The authors noted that the potential benefits and costs of the different CT-attenuation thresholds were not assessed and that DXA is itself not a perfect reference standard for osteoporosis. However, they concluded, “abdominal CT images obtained for other reasons that include the lumbar spine can be used to identify patients with osteoporosis or normal BMD without additional radiation exposure or cost.”

The authors of an accompanying editorial said they believed the current results would be best used to identify patients who are at high risk for fracture because of densitometric or clinical osteoporosis. They noted that this approach may seem conservative but is justified because a significant proportion of CT scans already report incidental findings, many of which are never followed up. “Systematically adding more information to reports already replete with incidental findings that are not being acted on should be undertaken with trepidation,” the editorialists wrote.

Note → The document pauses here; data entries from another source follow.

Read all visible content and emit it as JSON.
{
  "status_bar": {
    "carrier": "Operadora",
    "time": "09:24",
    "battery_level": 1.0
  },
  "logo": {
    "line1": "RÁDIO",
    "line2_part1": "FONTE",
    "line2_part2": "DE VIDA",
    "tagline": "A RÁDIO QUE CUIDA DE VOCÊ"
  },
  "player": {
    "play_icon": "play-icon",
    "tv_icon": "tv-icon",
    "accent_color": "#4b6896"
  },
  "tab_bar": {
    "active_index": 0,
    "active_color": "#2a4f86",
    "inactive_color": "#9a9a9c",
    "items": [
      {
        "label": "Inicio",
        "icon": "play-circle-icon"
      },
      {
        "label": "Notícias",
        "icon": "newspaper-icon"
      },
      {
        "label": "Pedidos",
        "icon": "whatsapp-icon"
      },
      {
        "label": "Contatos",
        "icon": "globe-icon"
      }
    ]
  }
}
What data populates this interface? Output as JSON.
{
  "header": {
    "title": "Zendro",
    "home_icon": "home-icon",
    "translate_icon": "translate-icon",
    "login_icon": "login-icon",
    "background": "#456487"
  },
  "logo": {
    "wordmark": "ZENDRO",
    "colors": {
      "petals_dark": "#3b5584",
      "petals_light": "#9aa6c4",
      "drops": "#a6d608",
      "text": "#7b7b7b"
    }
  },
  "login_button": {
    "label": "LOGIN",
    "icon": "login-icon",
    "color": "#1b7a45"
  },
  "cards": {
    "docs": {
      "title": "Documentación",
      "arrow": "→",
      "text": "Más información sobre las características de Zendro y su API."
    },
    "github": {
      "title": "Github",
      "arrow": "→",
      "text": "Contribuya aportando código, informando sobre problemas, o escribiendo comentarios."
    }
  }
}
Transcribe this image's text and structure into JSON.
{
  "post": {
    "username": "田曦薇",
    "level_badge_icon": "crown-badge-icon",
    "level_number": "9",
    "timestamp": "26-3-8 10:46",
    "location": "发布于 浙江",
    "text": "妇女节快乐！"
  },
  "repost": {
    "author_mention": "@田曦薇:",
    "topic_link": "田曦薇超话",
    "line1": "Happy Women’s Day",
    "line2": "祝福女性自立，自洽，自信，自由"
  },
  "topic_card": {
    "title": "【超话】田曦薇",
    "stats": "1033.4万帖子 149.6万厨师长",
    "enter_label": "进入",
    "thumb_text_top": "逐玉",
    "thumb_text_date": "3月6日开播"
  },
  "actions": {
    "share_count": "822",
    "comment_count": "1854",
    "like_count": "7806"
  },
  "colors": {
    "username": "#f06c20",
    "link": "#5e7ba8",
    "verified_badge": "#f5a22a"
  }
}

They also said that tolerance for false-positive results should be low and that a threshold yielding 90% specificity, a positive likelihood ratio of 6 and a post-test probability of approximately 70% should be used.

“Although sensitivity would suffer,” they wrote, “radiologists and patients would be assured low rates of false-positive results and minimization of issues related to testing cascades and potential liability (for radiologists) and of harms related to additional radiation, labeling, and the ‘hassle factor’ (for patients).”

The editorialists said that the authors of the current study had established the evidence to justify this use of conventional CT imaging and that “it is now up to the rest of us to safely and cost-effectively translate this new knowledge into everyday clinical practice.”